Over 20 copperplate engravings illustrate a ceremonial act
The first Prussian coronation in the year 1701
The Prussian crown was not built on inheritance, war, election, or elevated status. It was an official agreement made during diplomatic negotiations with the Holy Roman Emperor. Even though the political circumstances to create a new monarchy were favourable, the coronation did not receive as much attention as desired.
The copperplate engravings of the coronation were to counteract this. They were published alongside the report The History of the Prussian Coronation by the head of ceremonial proceedings, Johann von Besser. This account of the event permanently recorded the coronation ceremony and helped consolidate royal power. The detailed commentary by Besser is particularly useful in understanding how and why certain decisions about the ceremony were made. The combination of imagery and text is the most important source in recreating the coronation ceremony of the first Prussian King even though this cannot be regarded as a factual report.
Nothing was left to chance at the coronation of Friedrich I – and not in the production of the copperplate engravings either. The ceremonials and protocol were key elements of everyday court life during the time of Absolutism around 1700. Therefore, the ceremonial procedure of the coronation was meticulously orchestrated by Friedrich and his advisors and reveals how the Prussian King saw himself.
Origin and production
Johann von Besser’s report on Friedrich I’s coronation was first printed in 1702, one year after the event had taken place. The second edition, which included the copperplate engravings, was not published until 1712. The number and large scale of the copperplate engravings increased the significance of the coronation and the book honouring the new king; however, producing them was expensive and time consuming.

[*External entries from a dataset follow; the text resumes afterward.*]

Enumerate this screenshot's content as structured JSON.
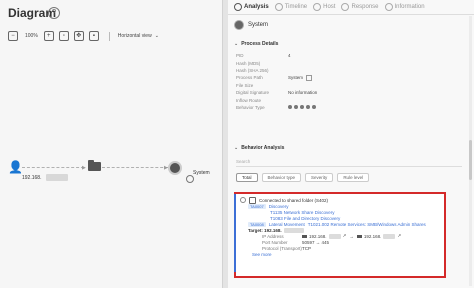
{
  "diagram": {
    "title": "Diagram",
    "help": "?",
    "toolbar": {
      "zoom": "100%",
      "view": "Horizontal view"
    },
    "nodes": {
      "user_ip": "192.168.",
      "system_label": "System"
    }
  },
  "panel": {
    "tabs": [
      {
        "label": "Analysis",
        "active": true,
        "icon": "analysis-icon"
      },
      {
        "label": "Timeline",
        "active": false,
        "icon": "timeline-icon"
      },
      {
        "label": "Host",
        "active": false,
        "icon": "host-icon"
      },
      {
        "label": "Response",
        "active": false,
        "icon": "response-icon"
      },
      {
        "label": "Information",
        "active": false,
        "icon": "info-icon"
      }
    ],
    "header": {
      "name": "System"
    },
    "process_details": {
      "title": "Process Details",
      "rows": [
        {
          "label": "PID",
          "value": "4"
        },
        {
          "label": "Hash (MD5)",
          "value": ""
        },
        {
          "label": "Hash (SHA 256)",
          "value": ""
        },
        {
          "label": "Process Path",
          "value": "System"
        },
        {
          "label": "File Size",
          "value": ""
        },
        {
          "label": "Digital Signature",
          "value": "No information"
        },
        {
          "label": "Inflow Route",
          "value": ""
        },
        {
          "label": "Behavior Type",
          "value": ""
        }
      ]
    },
    "behavior_analysis": {
      "title": "Behavior Analysis",
      "search_placeholder": "Search",
      "filters": [
        "Total",
        "Behavior type",
        "Severity",
        "Rule level"
      ],
      "item": {
        "title": "Connected to shared folder (S402)",
        "tactics": [
          {
            "badge": "TA0007",
            "label": "Discovery",
            "techniques": [
              "T1135 Network Share Discovery",
              "T1083 File and Directory Discovery"
            ]
          },
          {
            "badge": "TA0008",
            "label": "Lateral Movement",
            "techniques": [
              "T1021.002 Remote Services: SMB/Windows Admin Shares"
            ]
          }
        ],
        "target_label": "Target: 192.168.",
        "fields": [
          {
            "key": "IP Address",
            "value": "192.168.",
            "arrow": "→",
            "value2": "192.168."
          },
          {
            "key": "Port Number",
            "value": "50597 → 445"
          },
          {
            "key": "Protocol (Transport)",
            "value": "TCP"
          }
        ],
        "see_more": "See more"
      }
    }
  },
  "colors": {
    "accent": "#3a6fd4",
    "highlight": "#d42a2a"
  }
}
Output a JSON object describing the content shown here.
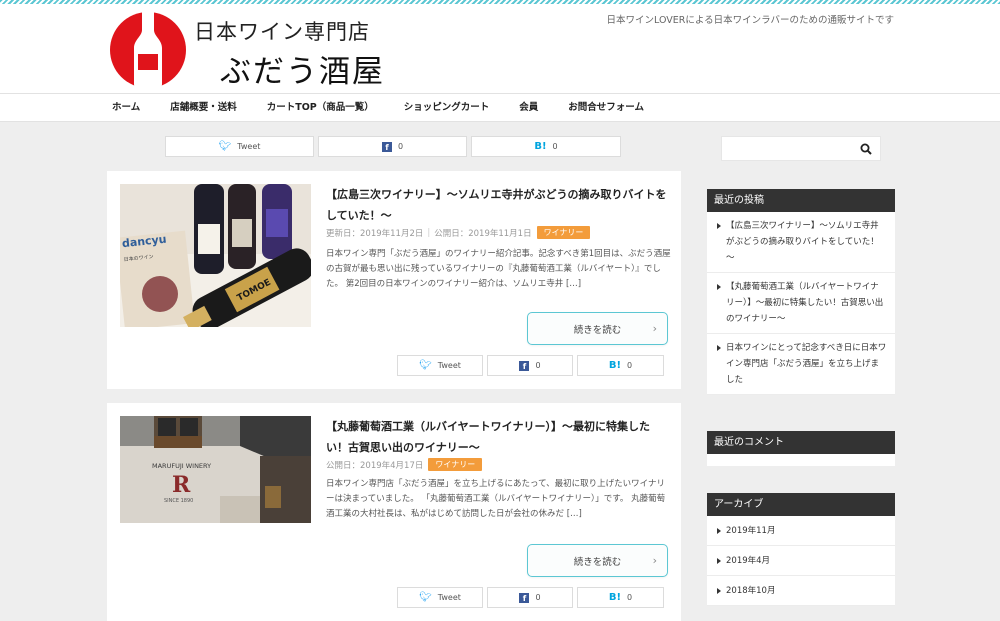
{
  "site": {
    "logo_sub": "日本ワイン専門店",
    "logo_main": "ぶだう酒屋",
    "tagline": "日本ワインLOVERによる日本ワインラバーのための通販サイトです"
  },
  "nav": [
    "ホーム",
    "店舗概要・送料",
    "カートTOP（商品一覧）",
    "ショッピングカート",
    "会員",
    "お問合せフォーム"
  ],
  "share": {
    "tweet": "Tweet",
    "fb_count": "0",
    "hb_label": "B!",
    "hb_count": "0"
  },
  "posts": [
    {
      "title": "【広島三次ワイナリー】～ソムリエ寺井がぶどうの摘み取りバイトをしていた！～",
      "updated": "更新日：2019年11月2日",
      "published": "公開日：2019年11月1日",
      "category": "ワイナリー",
      "excerpt": "日本ワイン専門「ぶだう酒屋」のワイナリー紹介記事。記念すべき第1回目は、ぶだう酒屋の古賀が最も思い出に残っているワイナリーの『丸藤葡萄酒工業（ルバイヤート）』でした。 第2回目の日本ワインのワイナリー紹介は、ソムリエ寺井 […]",
      "more": "続きを読む",
      "thumb_labels": {
        "bottle": "TOMOE",
        "magazine": "dancyu",
        "magazine_spine": "日本のワイン"
      }
    },
    {
      "title": "【丸藤葡萄酒工業（ルバイヤートワイナリー）】～最初に特集したい！古賀思い出のワイナリー～",
      "published": "公開日：2019年4月17日",
      "category": "ワイナリー",
      "excerpt": "日本ワイン専門店「ぶだう酒屋」を立ち上げるにあたって、最初に取り上げたいワイナリーは決まっていました。 「丸藤葡萄酒工業（ルバイヤートワイナリー）」です。 丸藤葡萄酒工業の大村社長は、私がはじめて訪問した日が会社の休みだ […]",
      "more": "続きを読む",
      "thumb_labels": {
        "sign": "MARUFUJI WINERY",
        "since": "SINCE 1890"
      }
    }
  ],
  "sidebar": {
    "search_placeholder": "",
    "recent_posts_title": "最近の投稿",
    "recent_posts": [
      "【広島三次ワイナリー】～ソムリエ寺井がぶどうの摘み取りバイトをしていた！～",
      "【丸藤葡萄酒工業（ルバイヤートワイナリー）】～最初に特集したい！古賀思い出のワイナリー～",
      "日本ワインにとって記念すべき日に日本ワイン専門店「ぶだう酒屋」を立ち上げました"
    ],
    "recent_comments_title": "最近のコメント",
    "archives_title": "アーカイブ",
    "archives": [
      "2019年11月",
      "2019年4月",
      "2018年10月"
    ]
  },
  "colors": {
    "accent": "#5cc7d3",
    "badge": "#f39c3b",
    "widget_head": "#333333",
    "logo_red": "#e0141b"
  }
}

The production process reveals that the main focus was clearly more on the ceremonial presentation rather than a realistic portrayal of the event itself. Johann von Besser personally attended the event and based the book on his own observations. Whether the artist Johann Friedrich Wentzel (1670–1729), who created the drawings for the series of illustrations, also attended the ceremony remains uncertain to this day. The copperplate engraver Johann Georg Wolfgang (1664–1744) joined the court in 1704 and based his plates, of which he made a limited number of copies, on the drawings by Johann Friedrich Wentzel.
The path to the crown
The desire for equality
Friedrich, who came from the House of Hohenzollern, felt he had a rightful claim to the crown: the kinship, political alliances, large territories, military strength, and magnificent court were all features worthy of a King. As a German Kurfürst (elector) he was on the same level as a king but under the authority of the Holy Roman Emperor. However, other European Princes did not regard the status of ‘elector’ as equal to that of ‘king’. The end of the 17th century signalled a change in the European hierarchical system as William of Orange ascended the English throne and the Saxon elector ascended the Polish throne, driving Friedrich to strive for his own crown.
The first failed attempt
Friedrich’s first attempt to become king was thwarted by Kaiser Leopold I in 1693. Even though Friedrich desired a kingdom, which was independent from the emperor and his lands, the emperor’s consent was imperative. For a title meant nothing if not acknowledged by others. The emperor’s approval would ensure that Friedrich’s elevated status was swiftly recognised by the other European princes.
Success at last!
In 1698, the Elector of Brandenburg was able to use to his advantage the dispute between the emperor and the French King about the heir to the King of Spain, Karl II. After the death of Karl II on 1 November 1700, the Holy Roman Empire and France were on the verge of a military conflict. The emperor was under pressure and needed the support of the Elector of Brandenburg. Negotiations about the Prussian kingship were brought to a swift conclusion. In the so-called Krontraktat of 27 November 1700, an agreement between the emperor and Friedrich, the emperor gave his approval. In return, Friedrich pledged to give military support to the emperor if the dispute about the Spanish heir resulted in a military encounter.
Friedrich I, King in Prussia (1657–1713)
Friedrich, who was from the House of Hohenzollern, became Elector of Brandenburg (Friedrich III) in 1688 and King in Prussia (Friedrich I) in 1701. He was not unlike the other princes of his time with a pronounced desire for prestige and very conscious of his status. Becoming the first King in Prussia was one of the biggest successes of his rule and an important step towards unifying the dispersed territories of Prussia and Brandenburg since these areas were simply held together by the elector himself and had no collective name.
Brandenburg and Prussia prospered culturally under his rule. Friedrich invited artists and scientists to his court, transforming Berlin into a Residenzstadt in the Baroque style. The impressive royal court, grand Residenzen, and luxurious lifestyle became Friedrich’s status symbol. However, these came at great expense. Therefore, his rule was also characterised by poor state finances and corruption.
Johann von Besser (1654–1729)
Johann von Besser was greatly admired for his expertise in European ceremonials and was appointed the first master of ceremonies at the Brandenburg court. He was responsible for introducing foreign ambassadors and envoys at court and for establishing the Hollenzollerns’ place in the hierarchy of European rulers. As head of ceremonial proceedings planning and choreographing the coronation of the Prussian King was the highlight of his career.